Save Our Secret Ballot officially launched on Tuesday. It must obtain the signatures of 151,274 Missourians to place a measure on the ballot in 2010.
Missouri is part of a five-state launch, state Sen. John Loudon, R-Ballwin, a Save Our Secret Ballot advisory board member, told the Globe this week. The group also plans initiative efforts in Arizona, Arkansas, Nevada and Utah.
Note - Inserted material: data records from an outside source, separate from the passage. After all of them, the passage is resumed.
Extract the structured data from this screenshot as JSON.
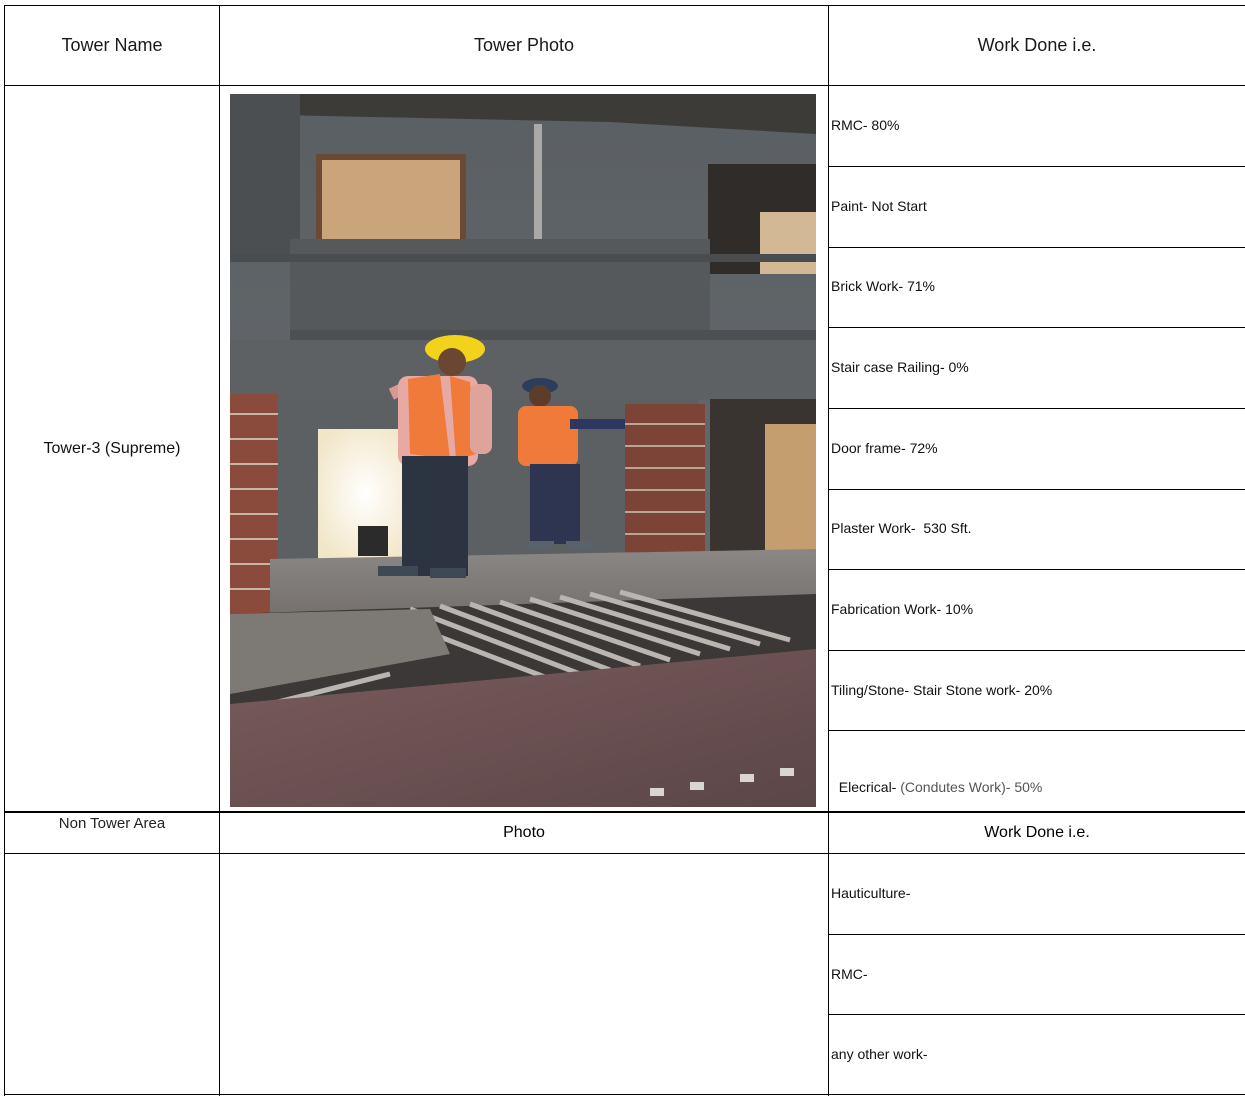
{
  "tower_table": {
    "headers": {
      "tower_name": "Tower Name",
      "tower_photo": "Tower Photo",
      "work_done": "Work Done i.e."
    },
    "tower": "Tower-3 (Supreme)",
    "work_items": [
      "RMC- 80%",
      "Paint- Not Start",
      "Brick Work- 71%",
      "Stair case Railing- 0%",
      "Door frame- 72%",
      "Plaster Work-  530 Sft.",
      "Fabrication Work- 10%",
      "Tiling/Stone- Stair Stone work- 20%"
    ],
    "electrical": {
      "prefix": "Elecrical- ",
      "detail": "(Condutes Work)- 50%"
    }
  },
  "non_tower_table": {
    "headers": {
      "area": "Non Tower Area",
      "photo": "Photo",
      "work_done": "Work Done i.e."
    },
    "work_items": [
      "Hauticulture-",
      "RMC-",
      "any other work-"
    ]
  }
}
Citing elimination of secret votes as a union priority, Loudon said the group will work across the country in an additional 20 to 30 states
“We’re trying to guarantee the right to a secret vote in city hall or in the workplace, free from intimidation,” Loudon said. “Unless the vote is secret, you’re exposed to undue intimidation for whatever reason.”
The Employee Free Choice Act, designed to boost union membership by having employees sign union cards to form unions instead of holding secret-ballot elections, passed the U.S. House in 2007 but died in the Senate under a Republican filibuster. Loudon said the shift of power in Washington, D.C., has “made the threat of this right being stripped very real.”
Unions are opposing the group’s effort. Fred Azcarate, a spokesman for the AFL-CIO, told The Associated Press that the group is a “shadow front group” opposed to workers’ rights.
“They’d like to have the debate center around the lie that the Employee Free Choice Act takes away workers’ ability to have a secret-ballot election,” Azcarate told the AP.
Kevin Kollmeyer, president of Joplin Local 6313, Communications Workers of America, said the Employee Free Choice Act would not eliminate secret votes.
“(Save Our Secret Ballot is) a business-backed coalition,” Kollmeyer said. “Some people have taken the Employees Free Choice Act out of context because it doesn’t really take away a secret ballot.”
The Employee Free Choice Act states that its purpose is to “amend the National Labor Relations Act to establish an efficient system to enable employees to form, join, or assist labor organizations, to provide for mandatory injunctions for unfair labor practices during organizing efforts, and for other purposes.”
It also states that the “(National Labor Relations Board) shall not direct an election but shall certify the individual or labor organization as the representative.”
A guarantee in the state constitution of secret ballots would not favor businesses over individual workers, Loudon said.
“This issue is colorblind,” he said. “It affects everyone equally, and the worker whose vote is exposed has the most to lose. That exposes them to management intimidation and union and co-worker intimidation, with potential blacklisting.”
The Associated Press contributed to this report.
Proposed amendment
The group Save Our Secret Ballot is proposing that the following amendment be added to the Missouri Constitution:
“The right of individuals to vote by secret ballot is fundamental. Where state or federal law requires elections for public office or public votes on initiatives or referenda, or designations or authorizations of employee representation, the right of individuals to vote by secret ballot shall be guaranteed.”
The Goldwater Institute has said it will defend the language if it is challenged in court, according to the Save Our Secret Ballot Web site.